2428 - A Pilot Study to Evaluate Percussive Ventilation Breath Hold to Improve Lung Stereotactic Ablative Radiotherapy (PVB-SABR)
Presenter(s)
W. X. Mai1, K. Z. Huang1, S. Wong1, A. Yauger1, J. Langer1, D. Free2, P. Gebeyehu2, A. Swamy1, K. Z. Flores3, A. Kathiravan1, S. Merrill2, D. Sianez-Torres2, A. Kokinos2, L. Skinner3, E. Blomain4, and B. W. Loo Jr5; 1Department of Radiation Oncology, Stanford University School of Medicine, Stanford, CA, 2Department of Interventional Pulmonology, Stanford University, Stanford, CA, 3Department of Radiation Oncology, Stanford University, Palo Alto, CA, 4Department of Radiation Oncology, Thomas Jefferson University, Philadelphia, PA, 5Stanford University School of Medicine, Stanford, CA
Purpose/Objective(s): Stereotactic ablative radiotherapy (SABR) effectively treats early-stage lung cancer and metastasis, but tumor motion poses accuracy challenges. Inspiratory breath hold is an established strategy to mitigate lung motion, but its practicality is limited, especially in patients with reduced lung capacity. Percussive ventilation breath hold (PVB) is an innovative, non-invasive respiratory technique designed to maintain breathing function with minimal chest motion, thus eliminating motion uncertainty and improving treatment safety. This pilot study marks the first attempt to apply PVB to lung SABR treatments. The primary objectives include determining tolerance of PVB in healthy volunteers (Arm 1) and evaluating the success rate of PVB-SABR in lung cancer patients (Arm 2). Secondary objectives involve examining time-related endpoints for breath hold duration and assessing dosimetric benefits.
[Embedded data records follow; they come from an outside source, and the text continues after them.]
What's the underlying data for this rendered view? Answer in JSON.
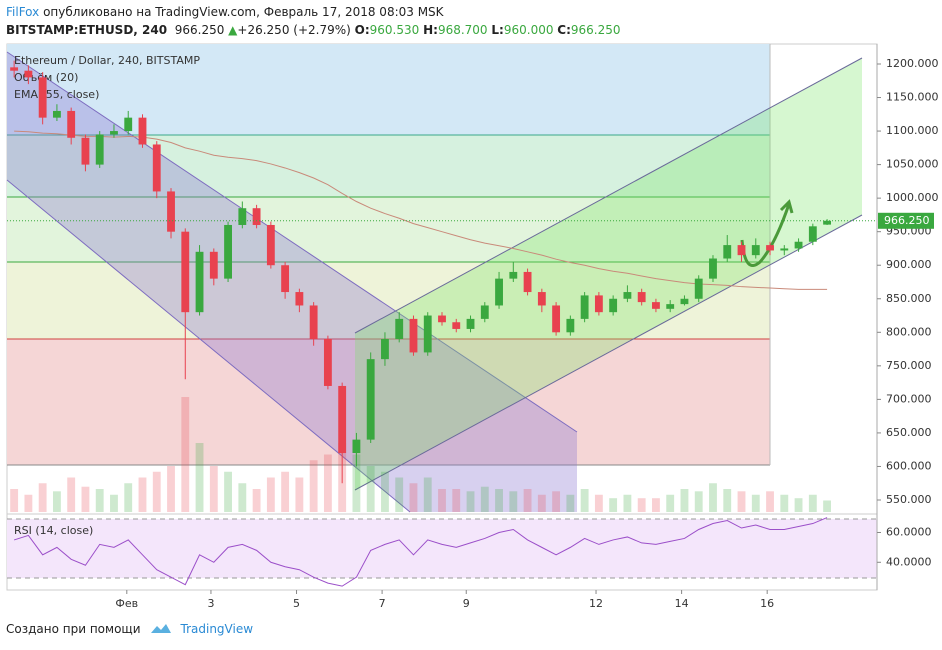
{
  "header": {
    "author": "FilFox",
    "published": "опубликовано на TradingView.com, Февраль 17, 2018 08:03 MSK",
    "symbol": "BITSTAMP:ETHUSD, 240",
    "price": "966.250",
    "change": "+26.250 (+2.79%)",
    "ohlc": [
      {
        "label": "O:",
        "value": "960.530"
      },
      {
        "label": "H:",
        "value": "968.700"
      },
      {
        "label": "L:",
        "value": "960.000"
      },
      {
        "label": "C:",
        "value": "966.250"
      }
    ]
  },
  "chart_data": {
    "type": "candlestick",
    "legend": [
      "Ethereum / Dollar, 240, BITSTAMP",
      "Объём (20)",
      "EMA (55, close)"
    ],
    "up_color": "#3aa83f",
    "down_color": "#e8424f",
    "xlim": [
      -0.5,
      60.5
    ],
    "xticks": [
      {
        "value": 7.9,
        "label": "Фев"
      },
      {
        "value": 13.8,
        "label": "3"
      },
      {
        "value": 19.8,
        "label": "5"
      },
      {
        "value": 25.8,
        "label": "7"
      },
      {
        "value": 31.7,
        "label": "9"
      },
      {
        "value": 40.8,
        "label": "12"
      },
      {
        "value": 46.8,
        "label": "14"
      },
      {
        "value": 52.8,
        "label": "16"
      }
    ],
    "ylim": [
      532.1,
      1229.8
    ],
    "yticks": [
      {
        "value": 550,
        "label": "550.000"
      },
      {
        "value": 600,
        "label": "600.000"
      },
      {
        "value": 650,
        "label": "650.000"
      },
      {
        "value": 700,
        "label": "700.000"
      },
      {
        "value": 750,
        "label": "750.000"
      },
      {
        "value": 800,
        "label": "800.000"
      },
      {
        "value": 850,
        "label": "850.000"
      },
      {
        "value": 900,
        "label": "900.000"
      },
      {
        "value": 950,
        "label": "950.000"
      },
      {
        "value": 1000,
        "label": "1000.000"
      },
      {
        "value": 1050,
        "label": "1050.000"
      },
      {
        "value": 1100,
        "label": "1100.000"
      },
      {
        "value": 1150,
        "label": "1150.000"
      },
      {
        "value": 1200,
        "label": "1200.000"
      }
    ],
    "last_price": {
      "value": 966.25,
      "label": "966.250"
    },
    "open": [
      1195,
      1190,
      1180,
      1120,
      1130,
      1090,
      1050,
      1095,
      1100,
      1120,
      1080,
      1010,
      950,
      830,
      920,
      880,
      960,
      985,
      960,
      900,
      860,
      840,
      790,
      720,
      620,
      640,
      760,
      790,
      820,
      770,
      825,
      815,
      805,
      820,
      840,
      880,
      890,
      860,
      840,
      800,
      820,
      855,
      830,
      850,
      860,
      845,
      835,
      842,
      850,
      880,
      910,
      930,
      915,
      930,
      922,
      925,
      935,
      960.53
    ],
    "high": [
      1205,
      1198,
      1188,
      1140,
      1135,
      1095,
      1100,
      1110,
      1130,
      1125,
      1085,
      1015,
      955,
      930,
      925,
      965,
      995,
      990,
      965,
      905,
      865,
      845,
      795,
      725,
      650,
      770,
      800,
      830,
      825,
      830,
      830,
      820,
      825,
      845,
      890,
      905,
      895,
      865,
      845,
      825,
      860,
      860,
      855,
      870,
      865,
      850,
      848,
      855,
      885,
      915,
      945,
      935,
      940,
      935,
      930,
      940,
      962,
      968.7
    ],
    "low": [
      1180,
      1170,
      1110,
      1115,
      1080,
      1040,
      1045,
      1090,
      1095,
      1075,
      1000,
      940,
      730,
      825,
      870,
      875,
      955,
      955,
      895,
      850,
      830,
      780,
      715,
      575,
      600,
      635,
      750,
      785,
      765,
      765,
      810,
      800,
      800,
      815,
      835,
      875,
      855,
      830,
      795,
      795,
      815,
      825,
      825,
      845,
      840,
      830,
      830,
      840,
      845,
      875,
      905,
      905,
      910,
      915,
      915,
      920,
      930,
      960
    ],
    "close": [
      1190,
      1180,
      1120,
      1130,
      1090,
      1050,
      1095,
      1100,
      1120,
      1080,
      1010,
      950,
      830,
      920,
      880,
      960,
      985,
      960,
      900,
      860,
      840,
      790,
      720,
      620,
      640,
      760,
      790,
      820,
      770,
      825,
      815,
      805,
      820,
      840,
      880,
      890,
      860,
      840,
      800,
      820,
      855,
      830,
      850,
      860,
      845,
      835,
      842,
      850,
      880,
      910,
      930,
      915,
      930,
      922,
      925,
      935,
      958,
      966.25
    ],
    "ema": {
      "color": "#c98a7a",
      "values": [
        1100,
        1099,
        1097,
        1096,
        1094,
        1092,
        1092,
        1091,
        1092,
        1091,
        1088,
        1083,
        1075,
        1070,
        1064,
        1061,
        1059,
        1056,
        1051,
        1045,
        1038,
        1030,
        1020,
        1007,
        995,
        985,
        977,
        970,
        962,
        956,
        950,
        944,
        938,
        933,
        929,
        925,
        920,
        915,
        909,
        904,
        900,
        895,
        891,
        888,
        884,
        880,
        877,
        874,
        872,
        871,
        870,
        868,
        867,
        866,
        865,
        864,
        864,
        864
      ]
    },
    "volume": {
      "ylim": [
        0,
        100
      ],
      "values": [
        20,
        15,
        25,
        18,
        30,
        22,
        20,
        15,
        25,
        30,
        35,
        40,
        100,
        60,
        40,
        35,
        25,
        20,
        30,
        35,
        30,
        45,
        50,
        60,
        50,
        40,
        35,
        30,
        25,
        30,
        20,
        20,
        18,
        22,
        20,
        18,
        20,
        15,
        18,
        15,
        20,
        15,
        12,
        15,
        12,
        12,
        15,
        20,
        18,
        25,
        20,
        18,
        15,
        18,
        15,
        12,
        15,
        10
      ]
    },
    "rsi": {
      "name": "RSI (14, close)",
      "color": "#9b4fc9",
      "ylim": [
        21.4,
        72.4
      ],
      "yticks": [
        {
          "value": 40,
          "label": "40.0000"
        },
        {
          "value": 60,
          "label": "60.0000"
        }
      ],
      "values": [
        55,
        58,
        45,
        50,
        42,
        38,
        52,
        50,
        55,
        45,
        35,
        30,
        25,
        45,
        40,
        50,
        52,
        48,
        40,
        37,
        35,
        30,
        26,
        24,
        30,
        48,
        52,
        55,
        45,
        55,
        52,
        50,
        53,
        56,
        60,
        62,
        55,
        50,
        45,
        50,
        56,
        52,
        55,
        57,
        53,
        52,
        54,
        56,
        62,
        66,
        68,
        63,
        65,
        62,
        62,
        64,
        66,
        70
      ]
    }
  },
  "footer": {
    "made_with": "Создано при помощи",
    "brand": "TradingView"
  }
}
Materials/Methods: This analysis includes 15 healthy volunteers and 5 patients enrolled between 1/2023 - 2/2025. Any person age 18 or older who would be deemed clinically eligible to undergo lung SABR treatment qualified to participate. Patients in Arm 2 require a diagnosis of primary lung cancer or lung metastasis. PVB is administered with Percussionaire IPV-2C or Monsoon III. Participants either underwent mock simulation with PVB (Arm 1) or PVB-SABR treatment (Arm 2). CO2 levels were monitored transcutaneously (Sentec), and adverse effects were recorded according to CTCAE v5.
Results: In Arm 1, 14 of 15 volunteers (93%) tolerated PVB for 5 minutes. 7 of 15 (47%) successfully maintained a 10-minute breath hold. When comparing devices, the Monsoon device resulted in 4 of 5 patients (90%) achieving a 10-minute breath hold, compared to 3 of 10 patients (30%) on the IPV-2C device. CO2 levels increased by an average of 8.18 mmHg on IPV-2C compared to 0.6 mmHg on the Monsoon (p=0.002). Of the 5 patients currently enrolled in Arm 2, 4 (80%) were successfully treated with PVB-SABR. One patient declined to continue due to discomfort with PVB during initial evaluation. 3 of the 4 (75%) PVB-SABR treated patients maintained a 10-minute breath hold, while one stopped shortly after 8 minutes. All treated patients sustained a single breath hold from beginning of CBCT verification to treatment completion (average 8.2 minutes). Minimal adverse events were documented, with dry mouth being the most notable (40% in healthy volunteers and 100% in treated patients). All adverse events resolved within 24 hours. Lastly, subjects demonstrated the ability to repeat multiple, sequential breath holds using the PVB technique.
Conclusion: This is the first trial evaluating PVB-SABR for lung cancer treatment, demonstrating high tolerance with minimal adverse effects. The Monsoon III appears superior in patient tolerance and gas exchange. These findings highlight PVB’s potential as a safe, effective motion management strategy for lung SABR. Future dosimetric analysis may reveal target-sparing benefits. IRB 63842.